Strangely, in context, my own defiled body has found a practical use as an altar of sacrifice, where he who wishes to call himself man appears as a priestess performing the rite, chastising the primal animal for indulgences in base desires: the punishment for this creaturely sex, where the angel of the one who sacrifices herself fails, is symbolic castration; she stabs the dog in the eye, and then, replacing the true phallic element with the symbolic, this deranged doppelgänger of me uses a blunt, scalpel-like instrument carved from the purest light to sever off, one by one, my girlish soul-creatures: two wagtails rise into the air and fly home, and here, mechanical cruelty reaches its most explicit form; the priestess concludes this rite upon realising that transgression is deceitful—that those bodies are dead, yet therefore I still am, exist like a hedgehog. Considering that the priest’s trickster figure represents the relentless, failing movement of desire—the essence of the libido in the guise of Todestrieb—this undead role serves as a perfect allegory for the constant dull futility of libidinal pursuits; the doubt which frames my existence—that love or friendship is impossible to find within the race of humankind—becomes more clear: the priestess, by attempting to define the object of her desire, has realised the futility of locating it: apparently love won’t come through humans in her symbolic sphere, and yet a craving persists, dull and unstoppable, leaping towards other imagined objects, straying from the prevailing power’s sexual norms, step by step, moving further from dominant tradition—from woman to man, man in woman, woman in man—thus failing onwards into the animal kingdom, first from the national body to the toad and octopus, and finally, chastely still, to the shark.

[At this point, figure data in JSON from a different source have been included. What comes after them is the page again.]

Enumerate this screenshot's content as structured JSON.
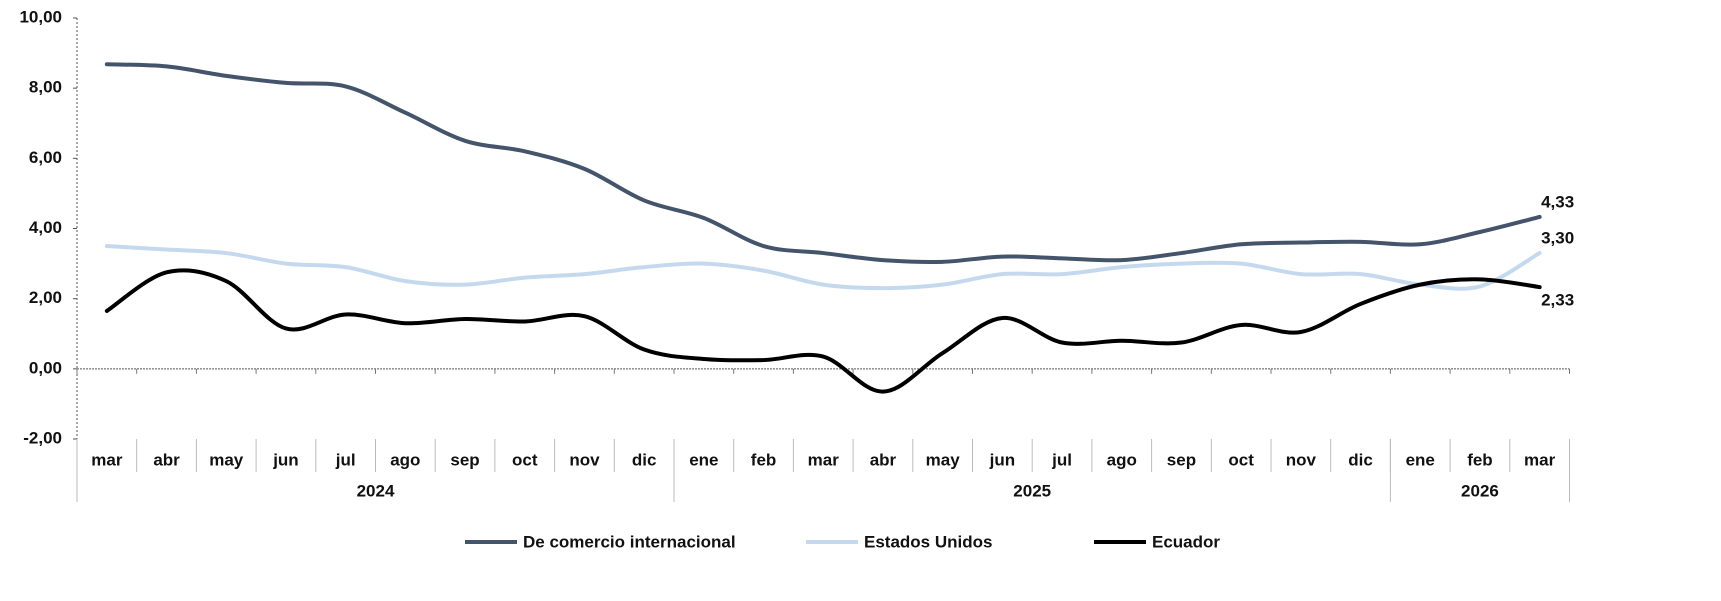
{
  "chart_data": {
    "type": "line",
    "categories": [
      "mar",
      "abr",
      "may",
      "jun",
      "jul",
      "ago",
      "sep",
      "oct",
      "nov",
      "dic",
      "ene",
      "feb",
      "mar",
      "abr",
      "may",
      "jun",
      "jul",
      "ago",
      "sep",
      "oct",
      "nov",
      "dic",
      "ene",
      "feb",
      "mar"
    ],
    "year_groups": [
      {
        "label": "2024",
        "span": 10
      },
      {
        "label": "2025",
        "span": 12
      },
      {
        "label": "2026",
        "span": 3
      }
    ],
    "series": [
      {
        "name": "De comercio internacional",
        "color": "#44546a",
        "values": [
          8.68,
          8.62,
          8.35,
          8.15,
          8.05,
          7.3,
          6.5,
          6.2,
          5.7,
          4.8,
          4.3,
          3.5,
          3.3,
          3.1,
          3.05,
          3.2,
          3.15,
          3.1,
          3.3,
          3.55,
          3.6,
          3.62,
          3.55,
          3.9,
          4.33
        ],
        "value_labels": [
          null,
          null,
          null,
          null,
          null,
          null,
          null,
          null,
          null,
          null,
          null,
          null,
          null,
          null,
          null,
          null,
          null,
          null,
          null,
          null,
          null,
          null,
          null,
          null,
          "4,33"
        ]
      },
      {
        "name": "Estados Unidos",
        "color": "#c5d9ee",
        "values": [
          3.5,
          3.4,
          3.3,
          3.0,
          2.9,
          2.5,
          2.4,
          2.6,
          2.7,
          2.9,
          3.0,
          2.8,
          2.4,
          2.3,
          2.4,
          2.7,
          2.7,
          2.9,
          3.0,
          3.0,
          2.7,
          2.7,
          2.4,
          2.35,
          3.3
        ],
        "value_labels": [
          null,
          null,
          null,
          null,
          null,
          null,
          null,
          null,
          null,
          null,
          null,
          null,
          null,
          null,
          null,
          null,
          null,
          null,
          null,
          null,
          null,
          null,
          null,
          null,
          "3,30"
        ]
      },
      {
        "name": "Ecuador",
        "color": "#000000",
        "values": [
          1.65,
          2.75,
          2.5,
          1.15,
          1.55,
          1.3,
          1.42,
          1.35,
          1.5,
          0.55,
          0.28,
          0.25,
          0.35,
          -0.65,
          0.45,
          1.45,
          0.75,
          0.8,
          0.75,
          1.25,
          1.05,
          1.85,
          2.4,
          2.55,
          2.33
        ],
        "value_labels": [
          null,
          null,
          null,
          null,
          null,
          null,
          null,
          null,
          null,
          null,
          null,
          null,
          null,
          null,
          null,
          null,
          null,
          null,
          null,
          null,
          null,
          null,
          null,
          null,
          "2,33"
        ]
      }
    ],
    "ylim": [
      -2,
      10
    ],
    "yticks": [
      {
        "value": -2,
        "label": "-2,00"
      },
      {
        "value": 0,
        "label": "0,00"
      },
      {
        "value": 2,
        "label": "2,00"
      },
      {
        "value": 4,
        "label": "4,00"
      },
      {
        "value": 6,
        "label": "6,00"
      },
      {
        "value": 8,
        "label": "8,00"
      },
      {
        "value": 10,
        "label": "10,00"
      }
    ],
    "grid": false,
    "legend": "bottom"
  }
}
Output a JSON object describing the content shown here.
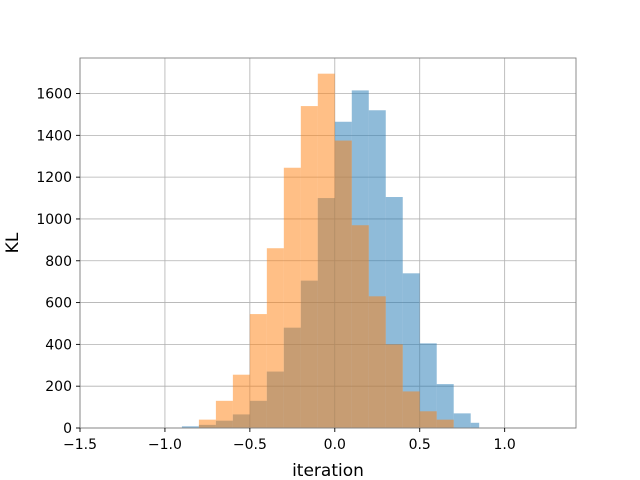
{
  "chart_data": {
    "type": "bar",
    "subtype": "overlapping-histogram",
    "title": "",
    "xlabel": "iteration",
    "ylabel": "KL",
    "xlim": [
      -1.5,
      1.42
    ],
    "ylim": [
      0,
      1770
    ],
    "xticks": [
      -1.5,
      -1.0,
      -0.5,
      0.0,
      0.5,
      1.0
    ],
    "xtick_labels": [
      "−1.5",
      "−1.0",
      "−0.5",
      "0.0",
      "0.5",
      "1.0"
    ],
    "yticks": [
      0,
      200,
      400,
      600,
      800,
      1000,
      1200,
      1400,
      1600
    ],
    "ytick_labels": [
      "0",
      "200",
      "400",
      "600",
      "800",
      "1000",
      "1200",
      "1400",
      "1600"
    ],
    "grid": true,
    "legend": "none",
    "series": [
      {
        "color": "#1f77b4",
        "alpha": 0.5,
        "bin_edges": [
          -0.9,
          -0.8,
          -0.7,
          -0.6,
          -0.5,
          -0.4,
          -0.3,
          -0.2,
          -0.1,
          0.0,
          0.1,
          0.2,
          0.3,
          0.4,
          0.5,
          0.6,
          0.7,
          0.8,
          0.85
        ],
        "counts": [
          8,
          15,
          35,
          65,
          130,
          270,
          480,
          705,
          1100,
          1465,
          1615,
          1520,
          1105,
          740,
          405,
          210,
          70,
          25
        ]
      },
      {
        "color": "#ff7f0e",
        "alpha": 0.5,
        "bin_edges": [
          -0.8,
          -0.7,
          -0.6,
          -0.5,
          -0.4,
          -0.3,
          -0.2,
          -0.1,
          0.0,
          0.1,
          0.2,
          0.3,
          0.4,
          0.5,
          0.6,
          0.7
        ],
        "counts": [
          40,
          130,
          255,
          545,
          860,
          1245,
          1540,
          1695,
          1375,
          970,
          630,
          400,
          175,
          80,
          40
        ]
      }
    ]
  }
}
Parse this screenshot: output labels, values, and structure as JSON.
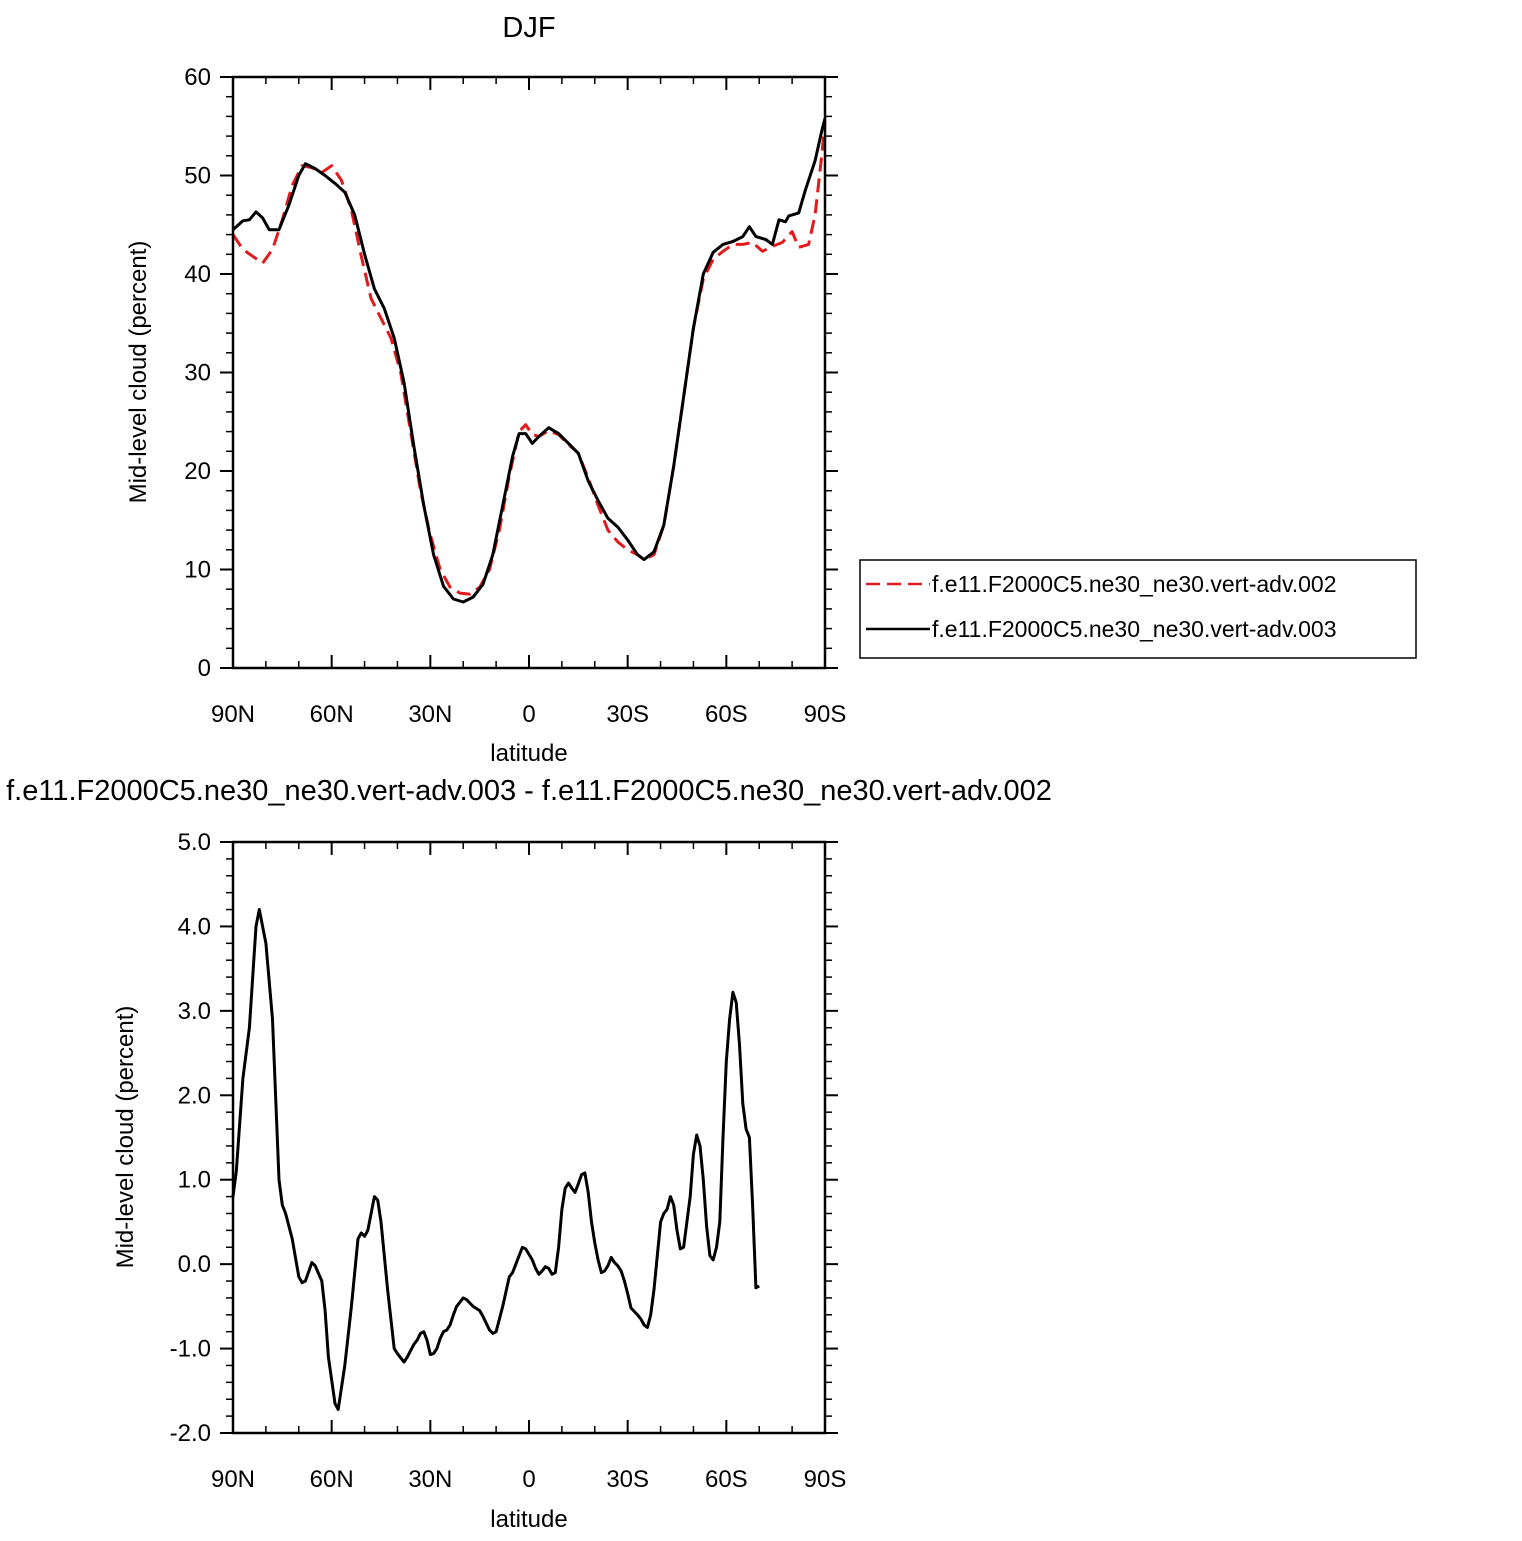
{
  "chart_data": [
    {
      "type": "line",
      "title": "DJF",
      "xlabel": "latitude",
      "ylabel": "Mid-level cloud (percent)",
      "xlim": [
        90,
        -90
      ],
      "ylim": [
        0,
        60
      ],
      "x_ticks": [
        90,
        60,
        30,
        0,
        -30,
        -60,
        -90
      ],
      "x_tick_labels": [
        "90N",
        "60N",
        "30N",
        "0",
        "30S",
        "60S",
        "90S"
      ],
      "y_ticks": [
        0,
        10,
        20,
        30,
        40,
        50,
        60
      ],
      "y_tick_labels": [
        "0",
        "10",
        "20",
        "30",
        "40",
        "50",
        "60"
      ],
      "legend_position": "right",
      "series": [
        {
          "name": "f.e11.F2000C5.ne30_ne30.vert-adv.002",
          "color": "#e31a1c",
          "dash": "dashed",
          "points": [
            [
              90,
              44.0
            ],
            [
              87,
              42.5
            ],
            [
              84,
              41.8
            ],
            [
              81,
              41.1
            ],
            [
              78,
              42.5
            ],
            [
              75,
              45.5
            ],
            [
              72,
              49.0
            ],
            [
              69,
              51.0
            ],
            [
              66,
              50.8
            ],
            [
              63,
              50.3
            ],
            [
              60,
              51.0
            ],
            [
              57,
              49.5
            ],
            [
              54,
              46.5
            ],
            [
              51,
              41.8
            ],
            [
              48,
              37.5
            ],
            [
              45,
              35.5
            ],
            [
              42,
              33.5
            ],
            [
              39,
              30.0
            ],
            [
              36,
              24.0
            ],
            [
              33,
              18.0
            ],
            [
              30,
              13.5
            ],
            [
              27,
              10.0
            ],
            [
              24,
              8.2
            ],
            [
              21,
              7.6
            ],
            [
              18,
              7.5
            ],
            [
              15,
              8.2
            ],
            [
              12,
              10.0
            ],
            [
              9,
              14.0
            ],
            [
              6,
              19.5
            ],
            [
              3,
              24.0
            ],
            [
              1,
              24.7
            ],
            [
              -1,
              23.7
            ],
            [
              -3,
              23.5
            ],
            [
              -6,
              24.1
            ],
            [
              -9,
              23.7
            ],
            [
              -12,
              22.7
            ],
            [
              -15,
              21.8
            ],
            [
              -18,
              19.3
            ],
            [
              -21,
              16.5
            ],
            [
              -24,
              14.0
            ],
            [
              -27,
              12.8
            ],
            [
              -30,
              12.0
            ],
            [
              -33,
              11.5
            ],
            [
              -35,
              11.0
            ],
            [
              -38,
              11.5
            ],
            [
              -41,
              14.5
            ],
            [
              -44,
              20.5
            ],
            [
              -47,
              27.5
            ],
            [
              -50,
              34.5
            ],
            [
              -53,
              39.5
            ],
            [
              -56,
              41.5
            ],
            [
              -59,
              42.3
            ],
            [
              -62,
              43.0
            ],
            [
              -65,
              43.0
            ],
            [
              -68,
              43.2
            ],
            [
              -71,
              42.3
            ],
            [
              -74,
              42.8
            ],
            [
              -77,
              43.2
            ],
            [
              -80,
              44.3
            ],
            [
              -82,
              42.7
            ],
            [
              -85,
              43.0
            ],
            [
              -87,
              46.0
            ],
            [
              -89,
              52.0
            ],
            [
              -90,
              55.5
            ]
          ]
        },
        {
          "name": "f.e11.F2000C5.ne30_ne30.vert-adv.003",
          "color": "#000000",
          "dash": "solid",
          "points": [
            [
              90,
              44.5
            ],
            [
              87,
              45.4
            ],
            [
              85,
              45.5
            ],
            [
              83,
              46.3
            ],
            [
              81,
              45.7
            ],
            [
              79,
              44.5
            ],
            [
              76,
              44.5
            ],
            [
              73,
              47.0
            ],
            [
              70,
              50.0
            ],
            [
              68,
              51.2
            ],
            [
              65,
              50.7
            ],
            [
              62,
              50.0
            ],
            [
              59,
              49.2
            ],
            [
              56,
              48.3
            ],
            [
              53,
              46.0
            ],
            [
              50,
              42.0
            ],
            [
              47,
              38.5
            ],
            [
              44,
              36.5
            ],
            [
              41,
              33.5
            ],
            [
              38,
              29.0
            ],
            [
              35,
              22.5
            ],
            [
              32,
              16.5
            ],
            [
              29,
              11.5
            ],
            [
              26,
              8.3
            ],
            [
              23,
              7.0
            ],
            [
              20,
              6.7
            ],
            [
              17,
              7.2
            ],
            [
              14,
              8.5
            ],
            [
              11,
              11.5
            ],
            [
              8,
              16.5
            ],
            [
              5,
              21.5
            ],
            [
              3,
              23.8
            ],
            [
              1,
              23.8
            ],
            [
              -1,
              22.8
            ],
            [
              -3,
              23.5
            ],
            [
              -6,
              24.4
            ],
            [
              -9,
              23.8
            ],
            [
              -12,
              22.8
            ],
            [
              -15,
              21.8
            ],
            [
              -18,
              19.0
            ],
            [
              -21,
              17.0
            ],
            [
              -24,
              15.2
            ],
            [
              -27,
              14.3
            ],
            [
              -30,
              13.0
            ],
            [
              -33,
              11.5
            ],
            [
              -35,
              11.0
            ],
            [
              -38,
              11.8
            ],
            [
              -41,
              14.5
            ],
            [
              -44,
              20.5
            ],
            [
              -47,
              27.5
            ],
            [
              -50,
              34.5
            ],
            [
              -53,
              40.0
            ],
            [
              -56,
              42.2
            ],
            [
              -59,
              43.0
            ],
            [
              -62,
              43.3
            ],
            [
              -65,
              43.8
            ],
            [
              -67,
              44.8
            ],
            [
              -69,
              43.8
            ],
            [
              -72,
              43.5
            ],
            [
              -74,
              43.0
            ],
            [
              -76,
              45.5
            ],
            [
              -78,
              45.3
            ],
            [
              -79,
              45.9
            ],
            [
              -82,
              46.2
            ],
            [
              -84,
              48.5
            ],
            [
              -87,
              51.5
            ],
            [
              -89,
              54.5
            ],
            [
              -90,
              55.8
            ]
          ]
        }
      ]
    },
    {
      "type": "line",
      "title": "f.e11.F2000C5.ne30_ne30.vert-adv.003 - f.e11.F2000C5.ne30_ne30.vert-adv.002",
      "xlabel": "latitude",
      "ylabel": "Mid-level cloud (percent)",
      "xlim": [
        90,
        -90
      ],
      "ylim": [
        -2.0,
        5.0
      ],
      "x_ticks": [
        90,
        60,
        30,
        0,
        -30,
        -60,
        -90
      ],
      "x_tick_labels": [
        "90N",
        "60N",
        "30N",
        "0",
        "30S",
        "60S",
        "90S"
      ],
      "y_ticks": [
        -2.0,
        -1.0,
        0.0,
        1.0,
        2.0,
        3.0,
        4.0,
        5.0
      ],
      "y_tick_labels": [
        "-2.0",
        "-1.0",
        "0.0",
        "1.0",
        "2.0",
        "3.0",
        "4.0",
        "5.0"
      ],
      "series": [
        {
          "color": "#000000",
          "dash": "solid",
          "points": [
            [
              90,
              0.8
            ],
            [
              89,
              1.1
            ],
            [
              87,
              2.2
            ],
            [
              85,
              2.8
            ],
            [
              83,
              4.0
            ],
            [
              82,
              4.2
            ],
            [
              80,
              3.8
            ],
            [
              78,
              2.9
            ],
            [
              76,
              1.0
            ],
            [
              75,
              0.7
            ],
            [
              74,
              0.6
            ],
            [
              72,
              0.3
            ],
            [
              70,
              -0.15
            ],
            [
              69,
              -0.22
            ],
            [
              68,
              -0.2
            ],
            [
              66,
              0.02
            ],
            [
              65,
              -0.02
            ],
            [
              63,
              -0.2
            ],
            [
              62,
              -0.55
            ],
            [
              61,
              -1.1
            ],
            [
              59,
              -1.65
            ],
            [
              58,
              -1.72
            ],
            [
              56,
              -1.2
            ],
            [
              54,
              -0.5
            ],
            [
              52,
              0.3
            ],
            [
              51,
              0.37
            ],
            [
              50,
              0.33
            ],
            [
              49,
              0.4
            ],
            [
              47,
              0.8
            ],
            [
              46,
              0.76
            ],
            [
              45,
              0.5
            ],
            [
              43,
              -0.3
            ],
            [
              41,
              -1.0
            ],
            [
              40,
              -1.06
            ],
            [
              38,
              -1.16
            ],
            [
              37,
              -1.1
            ],
            [
              35,
              -0.95
            ],
            [
              34,
              -0.9
            ],
            [
              33,
              -0.82
            ],
            [
              32,
              -0.8
            ],
            [
              31,
              -0.9
            ],
            [
              30,
              -1.07
            ],
            [
              29,
              -1.06
            ],
            [
              28,
              -1.0
            ],
            [
              27,
              -0.88
            ],
            [
              26,
              -0.8
            ],
            [
              25,
              -0.78
            ],
            [
              24,
              -0.72
            ],
            [
              23,
              -0.6
            ],
            [
              22,
              -0.5
            ],
            [
              20,
              -0.4
            ],
            [
              19,
              -0.42
            ],
            [
              17,
              -0.5
            ],
            [
              15,
              -0.55
            ],
            [
              14,
              -0.62
            ],
            [
              12,
              -0.78
            ],
            [
              11,
              -0.82
            ],
            [
              10,
              -0.8
            ],
            [
              8,
              -0.5
            ],
            [
              6,
              -0.15
            ],
            [
              5,
              -0.1
            ],
            [
              3,
              0.1
            ],
            [
              2,
              0.2
            ],
            [
              1,
              0.18
            ],
            [
              -1,
              0.05
            ],
            [
              -2,
              -0.05
            ],
            [
              -3,
              -0.12
            ],
            [
              -4,
              -0.08
            ],
            [
              -5,
              -0.03
            ],
            [
              -6,
              -0.05
            ],
            [
              -7,
              -0.12
            ],
            [
              -8,
              -0.1
            ],
            [
              -9,
              0.2
            ],
            [
              -10,
              0.65
            ],
            [
              -11,
              0.9
            ],
            [
              -12,
              0.96
            ],
            [
              -13,
              0.9
            ],
            [
              -14,
              0.85
            ],
            [
              -15,
              0.95
            ],
            [
              -16,
              1.06
            ],
            [
              -17,
              1.08
            ],
            [
              -18,
              0.85
            ],
            [
              -19,
              0.5
            ],
            [
              -20,
              0.25
            ],
            [
              -21,
              0.05
            ],
            [
              -22,
              -0.1
            ],
            [
              -23,
              -0.08
            ],
            [
              -24,
              -0.02
            ],
            [
              -25,
              0.08
            ],
            [
              -26,
              0.02
            ],
            [
              -27,
              -0.02
            ],
            [
              -28,
              -0.08
            ],
            [
              -29,
              -0.2
            ],
            [
              -30,
              -0.35
            ],
            [
              -31,
              -0.52
            ],
            [
              -32,
              -0.56
            ],
            [
              -33,
              -0.6
            ],
            [
              -34,
              -0.65
            ],
            [
              -35,
              -0.72
            ],
            [
              -36,
              -0.75
            ],
            [
              -37,
              -0.6
            ],
            [
              -38,
              -0.3
            ],
            [
              -39,
              0.1
            ],
            [
              -40,
              0.5
            ],
            [
              -41,
              0.6
            ],
            [
              -42,
              0.65
            ],
            [
              -43,
              0.8
            ],
            [
              -44,
              0.7
            ],
            [
              -45,
              0.4
            ],
            [
              -46,
              0.18
            ],
            [
              -47,
              0.2
            ],
            [
              -48,
              0.5
            ],
            [
              -49,
              0.8
            ],
            [
              -50,
              1.3
            ],
            [
              -51,
              1.53
            ],
            [
              -52,
              1.4
            ],
            [
              -53,
              1.0
            ],
            [
              -54,
              0.45
            ],
            [
              -55,
              0.1
            ],
            [
              -56,
              0.05
            ],
            [
              -57,
              0.2
            ],
            [
              -58,
              0.5
            ],
            [
              -59,
              1.5
            ],
            [
              -60,
              2.4
            ],
            [
              -61,
              2.9
            ],
            [
              -62,
              3.22
            ],
            [
              -63,
              3.1
            ],
            [
              -64,
              2.6
            ],
            [
              -65,
              1.9
            ],
            [
              -66,
              1.6
            ],
            [
              -67,
              1.5
            ],
            [
              -68,
              0.7
            ],
            [
              -69,
              -0.28
            ],
            [
              -70,
              -0.26
            ]
          ]
        }
      ]
    }
  ]
}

Shame is better than medicine or law, than power, better than money

In such movements, the desire for cruelty grows, transitioning, by conventional interpretation, from approaches more sadistic to more masochistic, for shame is better than medicine or law, than power, better than money; doesn’t want to smother you with excessive zeal; it’s not a beginning; it’s an end, says the priestess —I say—the division of physical travellers begins as soon as possible, and by tonight, the military entrusts the entire motley crew into the hands of the one who sacrifices. Is there a problem with that? I ask: “No problems at all, dear priest,” I hear. I know no punishment that could withstand the absence of a culprit. But from here on out, dear, leave the house in the morning only after you’ve heard the song seven times: so said the priestess to her young bride before sleep. The bride went out after the seventh hearing and saw a vast herd of elk before the house—a stunning sexual radiance. Near the herd stood her husband, transformed into a beautiful woman. Meanwhile, the elk were so plump and with such thick thighs, they couldn’t avoid urinating on their own legs: and they were all physically dead…and so what? Unable to comprehend what was happening, yet in her heart, every bride knows this morning is only the first of a new life.

Translated by Kristjan Haljak and Ian Gwin

ABOUT

Kristjan Haljak’s Vita Nova, awarded the Tallinn University Literary Prize in 2024 in the category of short literary publication, offers an experimental take on the theme of “new life.” The title, echoing Dante’s La Vita Nuova, signals a journey of transformation, though Haljak’s version is less a spiritual awakening and more an exploration of corporeal, psychological, and existential renewal.

Written as a prosimetron—a blend of prose and poetry—the work draws on surrealist imagery and a sense of psychedelia to dismantle traditional boundaries between life and death, identity and desire, human and non-human. The result is a labyrinthine meditation on change and transgression.